車輪が軋む音も、最初のうちは不快だったが今では気にならない。
ミストはちょうどいい暖かさの日差しを浴びながら、馬車の後ろに座り、幌に寄りかかり、足を宙に浮かせながら眠りかけていた。やはり、昨晩起きて歩いていたのがいけなかったのか、とてつもない睡魔が襲ってきていた。
ミストの意識が飛びかけていたその時。
「これ、ミスト!姫に負担がかかるから歩かんかい!」
御者台からしわがれた老人の声が聞こえてくる。
声の主の名はトロデ。外見は緑色の魔物のような姿をしているが、元は人間であったらしい。
彼の言う姫というのは、馬のことだ。名はミーティア。今、この馬車を曳いている馬。こちらも同じく、人間だったという。
この二人、元々は大国トロデーンの王族だったというが、どこまで本当なのかがわからない。
「……おっさん、また始まりやしたか。姐さん、今はいうこと聞いておいた方がいいでがす。あのおっさん、娘のことになると暴走しやすから」
馬車の後側に歩きながら若干変な口調で諌めたのは、元盗賊のヤンガスだ。肥満体系で背がミストより低く、人相はかなり悪い。
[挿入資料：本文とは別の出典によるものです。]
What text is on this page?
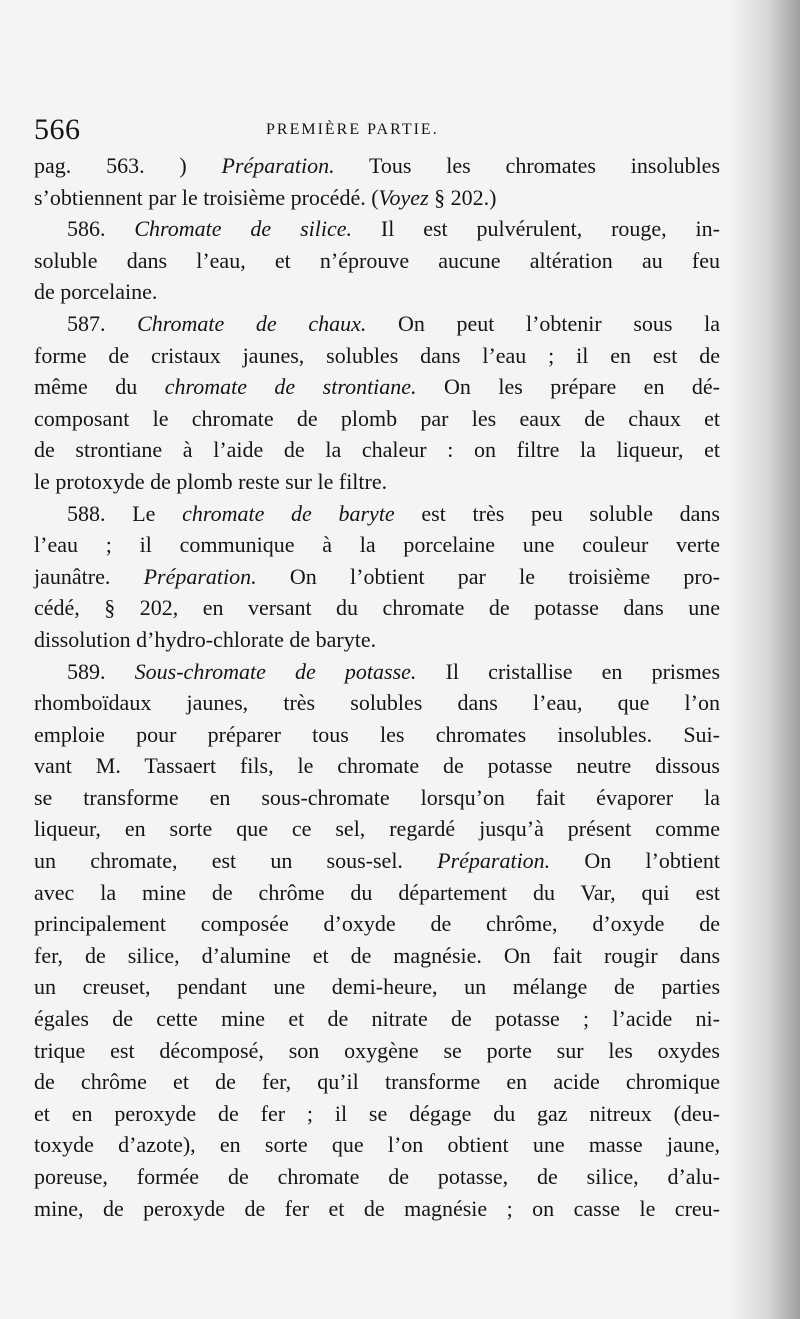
566	PREMIÈRE PARTIE.
pag. 563. ) Préparation. Tous les chromates insolubles
s’obtiennent par le troisième procédé. (Voyez § 202.)
586. Chromate de silice. Il est pulvérulent, rouge, in-
soluble dans l’eau, et n’éprouve aucune altération au feu
de porcelaine.
587. Chromate de chaux. On peut l’obtenir sous la
forme de cristaux jaunes, solubles dans l’eau ; il en est de
même du chromate de strontiane. On les prépare en dé-
composant le chromate de plomb par les eaux de chaux et
de strontiane à l’aide de la chaleur : on filtre la liqueur, et
le protoxyde de plomb reste sur le filtre.
588. Le chromate de baryte est très peu soluble dans
l’eau ; il communique à la porcelaine une couleur verte
jaunâtre. Préparation. On l’obtient par le troisième pro-
cédé, § 202, en versant du chromate de potasse dans une
dissolution d’hydro-chlorate de baryte.
589. Sous-chromate de potasse. Il cristallise en prismes
rhomboïdaux jaunes, très solubles dans l’eau, que l’on
emploie pour préparer tous les chromates insolubles. Sui-
vant M. Tassaert fils, le chromate de potasse neutre dissous
se transforme en sous-chromate lorsqu’on fait évaporer la
liqueur, en sorte que ce sel, regardé jusqu’à présent comme
un chromate, est un sous-sel. Préparation. On l’obtient
avec la mine de chrôme du département du Var, qui est
principalement composée d’oxyde de chrôme, d’oxyde de
fer, de silice, d’alumine et de magnésie. On fait rougir dans
un creuset, pendant une demi-heure, un mélange de parties
égales de cette mine et de nitrate de potasse ; l’acide ni-
trique est décomposé, son oxygène se porte sur les oxydes
de chrôme et de fer, qu’il transforme en acide chromique
et en peroxyde de fer ; il se dégage du gaz nitreux (deu-
toxyde d’azote), en sorte que l’on obtient une masse jaune,
poreuse, formée de chromate de potasse, de silice, d’alu-
mine, de peroxyde de fer et de magnésie ; on casse le creu-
第一印象はどことなく賊を連想させられたが、本当に盗賊だった。つい最近、足を洗った、元盗賊であるが。背中には大振りの斧。その斧はよく研がれていて、一体どこへ強盗するつもりなのかを聞きたくなる。
「まったくおっさんにも困ったもんでがすよ。いい歳なんだからいい加減、娘離れしたらどうでがすか……ねえ、兄貴もそう思いやすよね?」
兄貴、とヤンガスが目を向けたのはエイトだった。エイトは温厚で、人当たりが良さそうな顔つきをしている。純粋そうな鳶色の瞳は、今はヤンガスに話題をふられてどう答えていいのかを迷っているようであった。背中に携えている剣は、日の光に鋭い輝きを照り返していた。
「う、ん……」
「あー、もうはっきりしないわね!」
ミストは馬車から飛び降り、エイトの前に立ちふさがって両手を腰にやる。
ミストは隣で呆気に取られているヤンガスをそっちのけで、エイトを上目遣いで睨みつける。
「そう思うんなら、はっきりと言いなさいよ!ったく、陛下だかなんだか知らないけど、あんたさっきから曖昧に返事してるだけじゃない!」
返事に戸惑うエイトの代わりに、エイトのコートのポケットに入り込んで首を出しているネズミ、トーポが可愛らしく「チュウ」と鳴いた。
「男だったら、しゃきっとしなさい!」
それだけ言うと、ミストは早足で歩き出した。
まだ唖然としているエイトに、ヤンガスは「昨日みたいな弱々しさはなくなりやしたね」と苦笑した。
「まるで別人のように元気になりやしたね」
しかし、エイトは彼女の後ろ姿を見ながら思う。……ちょっと元気になりすぎじゃあ……。